20 Δεκεμβρίου 2014

Epilogue

« Madame de Beauvoir, 
J'aimerai savoir comment Jean-Paul Sartre était avec vous? Quel genre d'amoureux était-il?
Bien à vous,
Pénélope"

Chère Pénélope,
J'ai mis du temps à réfléchir pour vous répondre. C'est qu'une existence commune de près de cinquante ans vous en fait voir de toutes les couleurs.

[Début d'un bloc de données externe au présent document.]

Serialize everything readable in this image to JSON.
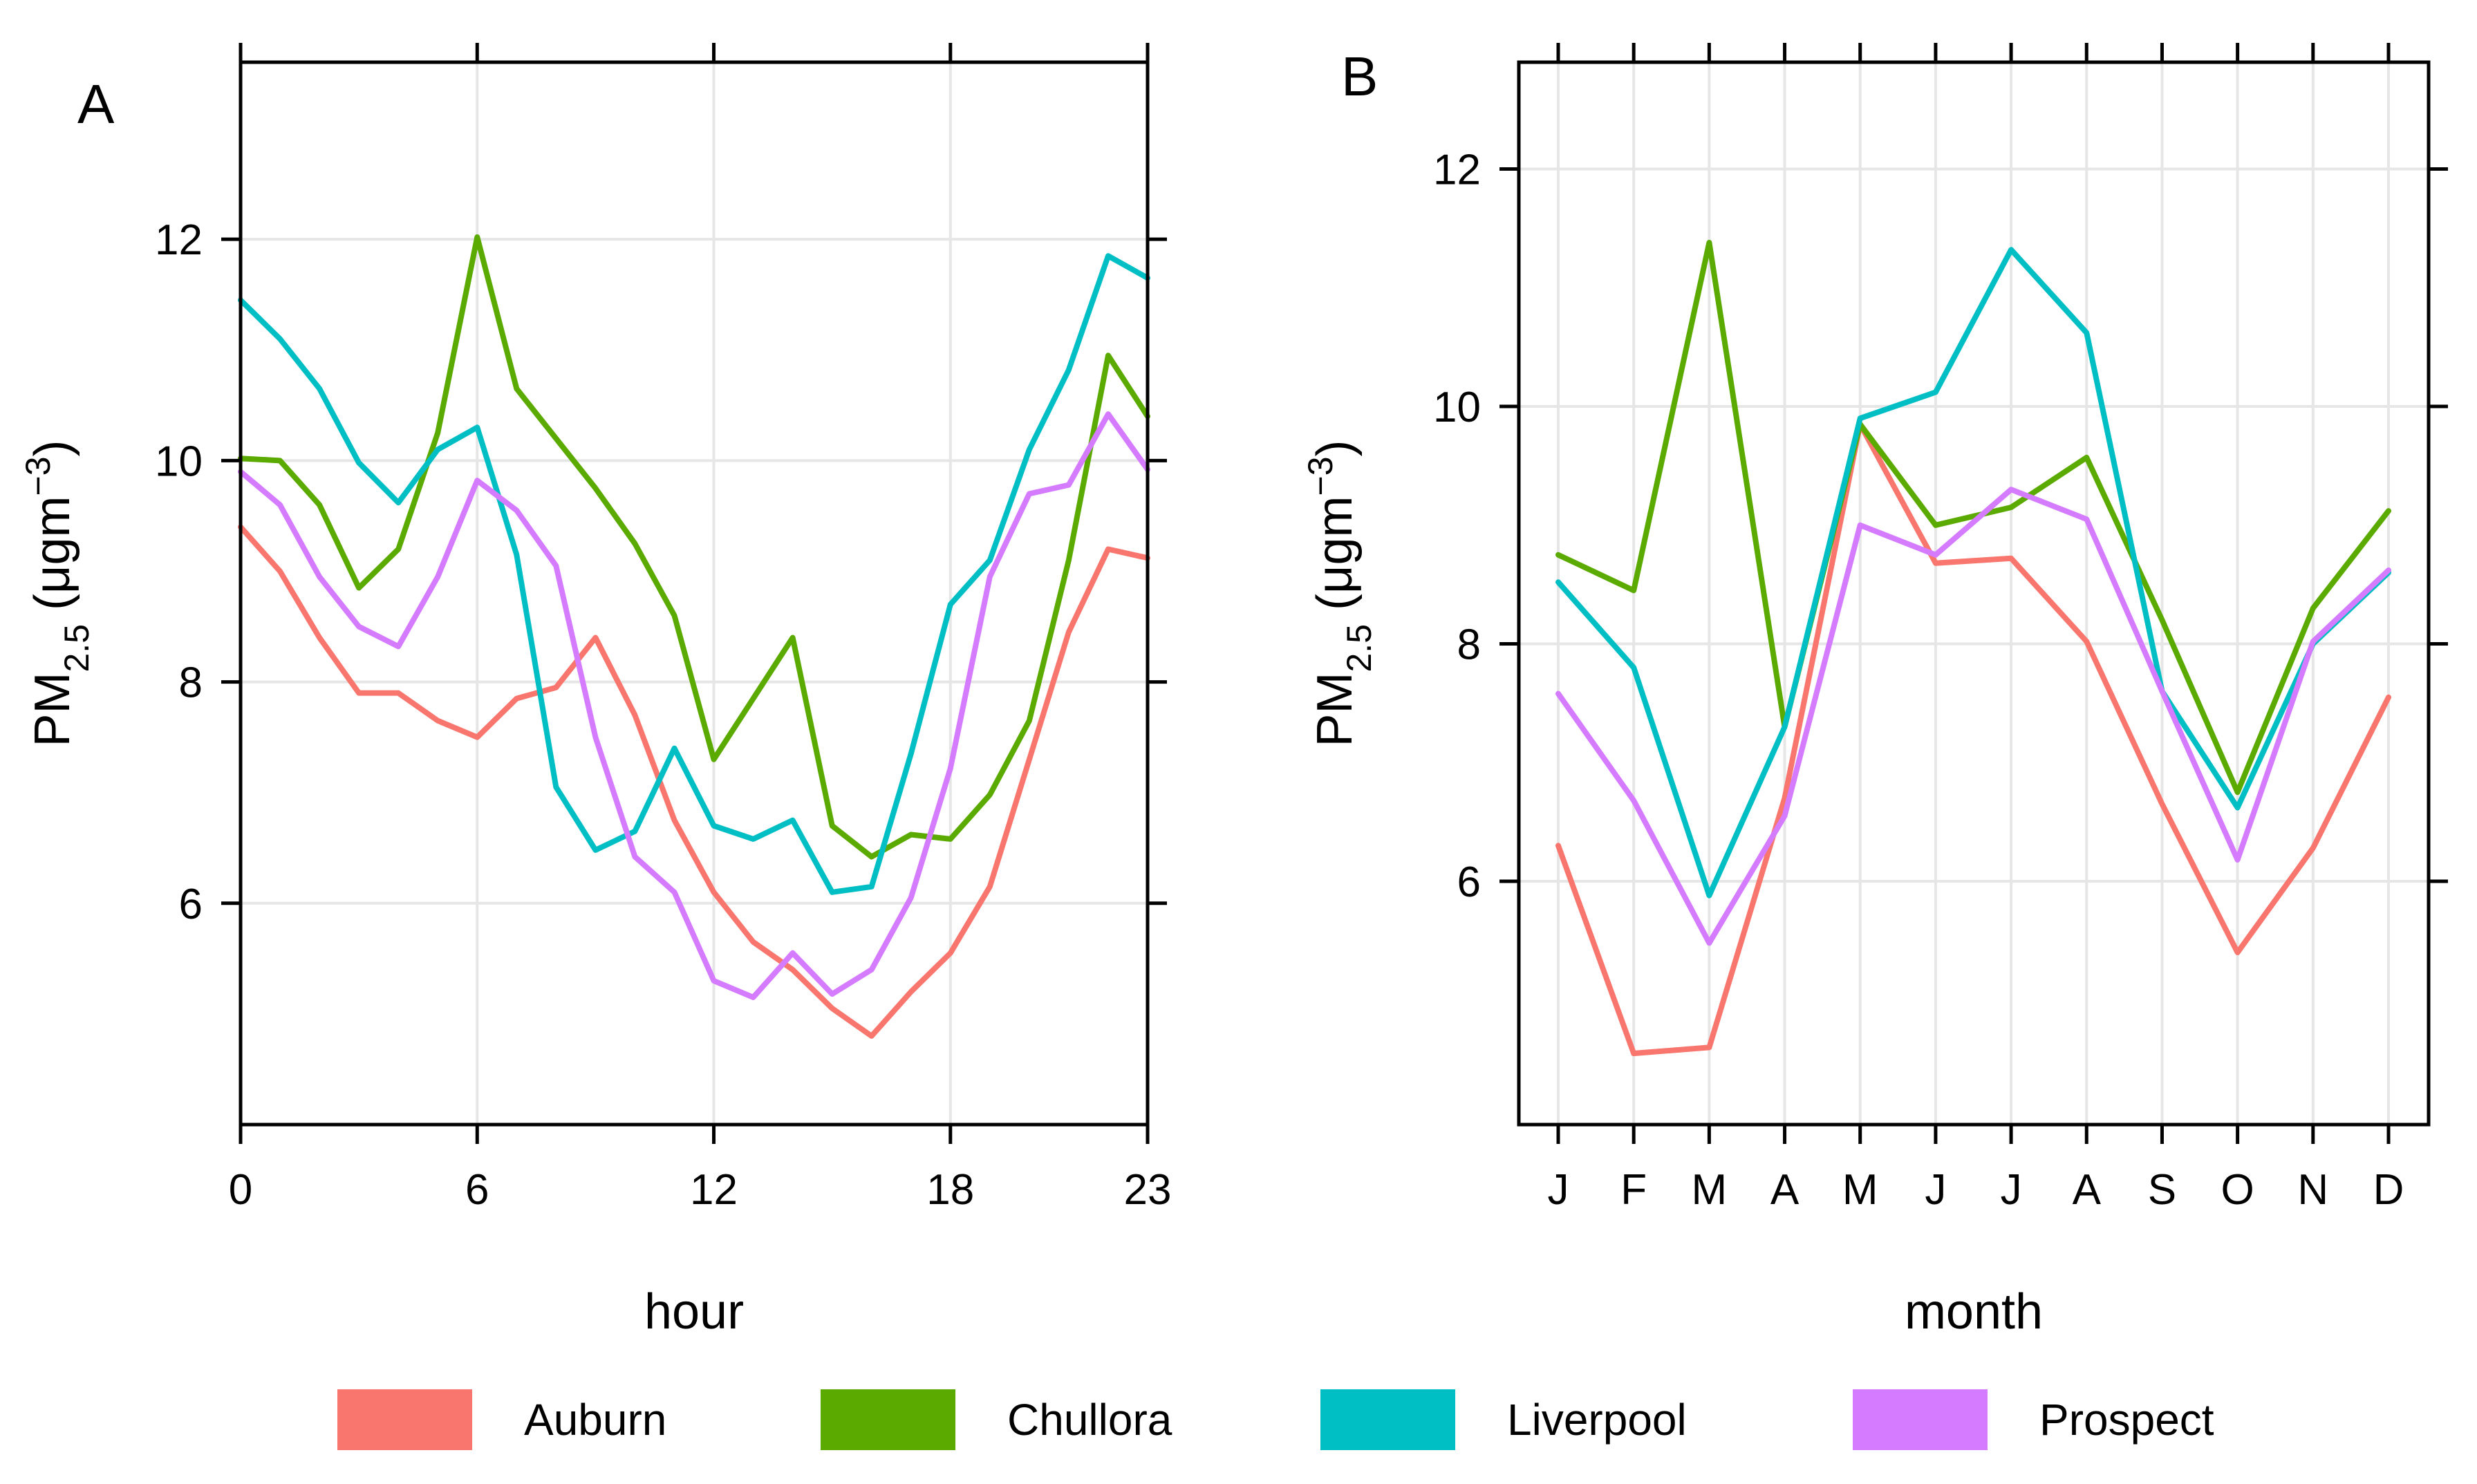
{
  "legend": {
    "entries": [
      {
        "name": "Auburn",
        "color": "#F8766D"
      },
      {
        "name": "Chullora",
        "color": "#5BAA00"
      },
      {
        "name": "Liverpool",
        "color": "#00BFC4"
      },
      {
        "name": "Prospect",
        "color": "#D57BFF"
      }
    ]
  },
  "chart_data": [
    {
      "panel": "A",
      "type": "line",
      "xlabel": "hour",
      "ylabel": "PM",
      "ylabel_sub": "2.5",
      "ylabel_unit_open": " (μgm",
      "ylabel_unit_sup": "−3",
      "ylabel_unit_close": ")",
      "xlim": [
        0,
        23
      ],
      "ylim": [
        4.0,
        13.6
      ],
      "xticks": [
        0,
        6,
        12,
        18,
        23
      ],
      "yticks": [
        6,
        8,
        10,
        12
      ],
      "x": [
        0,
        1,
        2,
        3,
        4,
        5,
        6,
        7,
        8,
        9,
        10,
        11,
        12,
        13,
        14,
        15,
        16,
        17,
        18,
        19,
        20,
        21,
        22,
        23
      ],
      "series": [
        {
          "name": "Auburn",
          "values": [
            9.4,
            9.0,
            8.4,
            7.9,
            7.9,
            7.65,
            7.5,
            7.85,
            7.95,
            8.4,
            7.7,
            6.75,
            6.1,
            5.65,
            5.4,
            5.05,
            4.8,
            5.2,
            5.55,
            6.15,
            7.3,
            8.45,
            9.2,
            9.12
          ]
        },
        {
          "name": "Chullora",
          "values": [
            10.02,
            10.0,
            9.6,
            8.85,
            9.2,
            10.25,
            12.02,
            10.65,
            10.2,
            9.75,
            9.25,
            8.6,
            7.3,
            7.85,
            8.4,
            6.7,
            6.42,
            6.62,
            6.58,
            6.98,
            7.65,
            9.1,
            10.95,
            10.4
          ]
        },
        {
          "name": "Liverpool",
          "values": [
            11.45,
            11.1,
            10.65,
            9.98,
            9.62,
            10.1,
            10.3,
            9.15,
            7.05,
            6.48,
            6.65,
            7.4,
            6.7,
            6.58,
            6.75,
            6.1,
            6.15,
            7.35,
            8.7,
            9.1,
            10.1,
            10.82,
            11.85,
            11.65
          ]
        },
        {
          "name": "Prospect",
          "values": [
            9.9,
            9.6,
            8.95,
            8.5,
            8.32,
            8.95,
            9.82,
            9.55,
            9.05,
            7.5,
            6.42,
            6.1,
            5.3,
            5.15,
            5.55,
            5.18,
            5.4,
            6.05,
            7.22,
            8.95,
            9.7,
            9.78,
            10.42,
            9.92
          ]
        }
      ]
    },
    {
      "panel": "B",
      "type": "line",
      "xlabel": "month",
      "ylabel": "PM",
      "ylabel_sub": "2.5",
      "ylabel_unit_open": " (μgm",
      "ylabel_unit_sup": "−3",
      "ylabel_unit_close": ")",
      "ylim": [
        3.95,
        12.9
      ],
      "categories": [
        "J",
        "F",
        "M",
        "A",
        "M",
        "J",
        "J",
        "A",
        "S",
        "O",
        "N",
        "D"
      ],
      "yticks": [
        6,
        8,
        10,
        12
      ],
      "series": [
        {
          "name": "Auburn",
          "values": [
            6.3,
            4.55,
            4.6,
            6.7,
            9.85,
            8.68,
            8.72,
            8.02,
            6.65,
            5.4,
            6.28,
            7.55
          ]
        },
        {
          "name": "Chullora",
          "values": [
            8.75,
            8.45,
            11.38,
            7.3,
            9.85,
            9.0,
            9.15,
            9.57,
            8.2,
            6.75,
            8.3,
            9.12
          ]
        },
        {
          "name": "Liverpool",
          "values": [
            8.52,
            7.8,
            5.88,
            7.3,
            9.9,
            10.12,
            11.32,
            10.62,
            7.6,
            6.62,
            8.0,
            8.6
          ]
        },
        {
          "name": "Prospect",
          "values": [
            7.58,
            6.68,
            5.48,
            6.55,
            9.0,
            8.75,
            9.3,
            9.05,
            7.6,
            6.18,
            8.02,
            8.62
          ]
        }
      ]
    }
  ]
}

Par ailleurs, je ne veux pas vous cacher qu'au niveau de ma vie amoureuse, Sartre n'était pas le seul – comme je n'étais pas la seule femme qui partageait intimement sa vie. Sartre a dit de notre amour qu'il est un amour nécessaire, par rapport aux amours contingentes que nous vivions chacun de notre côté. En d'autres mots, nous nous aimons d'un amour si pur et si absolu que rien ne pourrait l'anéantir. Toutefois, cela n'empêcha pas, pour l'un comme pour l'autre, de ressentir envers et avec d'autres les émotions liées à l'amour: passion, désir, fièvre, etc.

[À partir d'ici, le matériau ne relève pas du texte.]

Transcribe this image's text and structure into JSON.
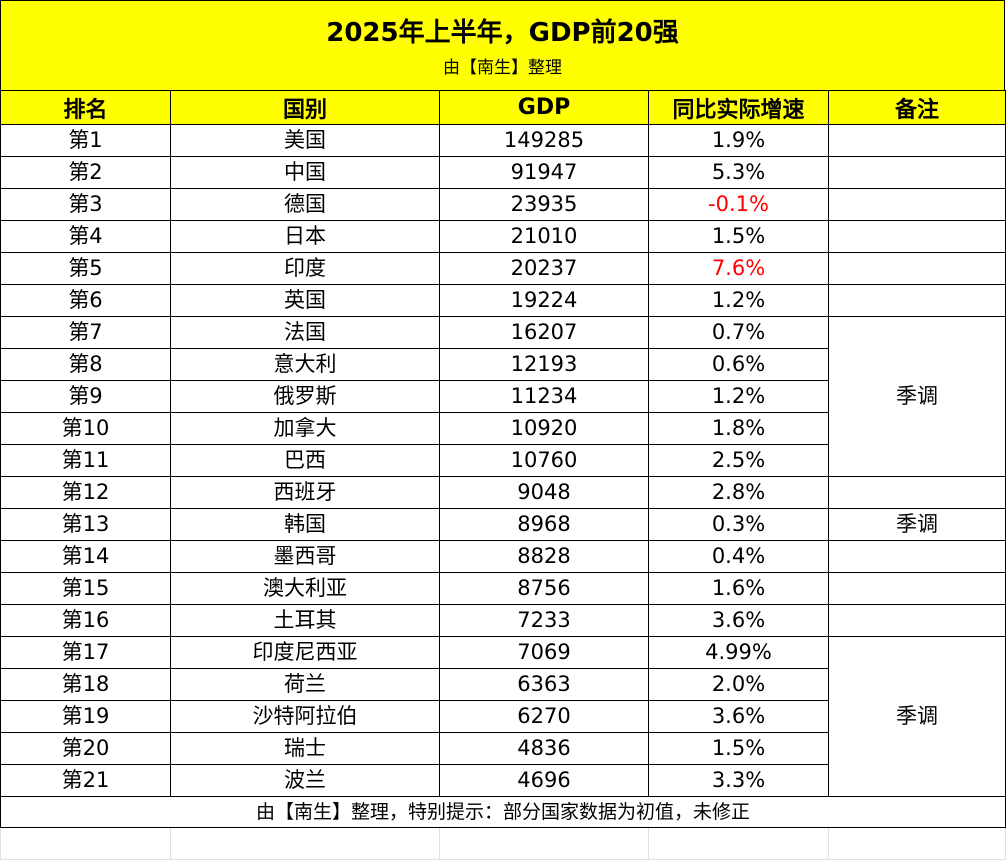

Sartre et moi-même formons un couple de mots et d'échanges d'idées. Notre complicité tient à notre sens de la discussion perpétuelle. Entre vous et moi, je ne peux pas dire que je connus la passion amoureuse la plus ardente avec Sartre. Il y eut certes d'excellents moments, dans les premières années, de fougue amoureuse - physique et sensuelle -. Mais rapidement notre relation s'est transformée en un amour que je qualifierais un peu brutalement de «cérébral». Je vous affirme sans ambages que si j'avais à choisir entre cet amour avec Sartre et l'intense passion, limitée et souvent ravageuse, envers d'autres hommes, je choisis celui avec Sartre sans aucune hésitation. 
C'est d'ailleurs ce qui m'a toujours ramenée vers lui, même après des absences prolongées. La même chose vaut pour lui. Nous avons diversifié nos expériences amoureuses, mais toujours nous nous sentions propulsés l'un vers l'autre, comme si nous étions assis chacun sur une extrémité d'un élastique qu'on étire pour voir jusqu'où il peut s'étirer et qu'on relâche d'un coup. Plus nous prenions nos distances (pour deux semaines, pour un mois, lors de voyages, etc.), plus nous revenions l'un vers l'autre en sachant que nos deux existences ne devaient jamais se séparer. Nous prenions le large, tout en restant sur la rive de notre amour. Paradoxal, non? Je parle au passé, parce que maintenant nous nous faisons vieux… et que nous sommes plus sages, vieillesse et maladie obligent!
Aujourd'hui, nous vivons un amour tranquille, riche de nos décennies de franche complicité. Sartre est malade et ne supporte que difficilement de voir son existence péricliter dans la douleur et la dégénérescence. Je l'accompagne dans sa souffrance et son combat pour faire naître les dernières idées de sa vie, non sans avoir moi-même la gorge serrée. Je l'imagine mourir et je sens une douleur incurable m'étouffer jusqu'à en mourir. Je l'aime tellement que je ne sais pas comment je ferai pour lui survivre, s'il est le premier à lever les pattes.

Je m'aperçois que j'ai parlé plus de moi que de Sartre. J'ai aussi parlé plus de nos sentiments profonds que des détails quotidiens ou de son attitude superficielle. Je vous invite donc à me poser des questions plus précises, si le coeur vous en dit.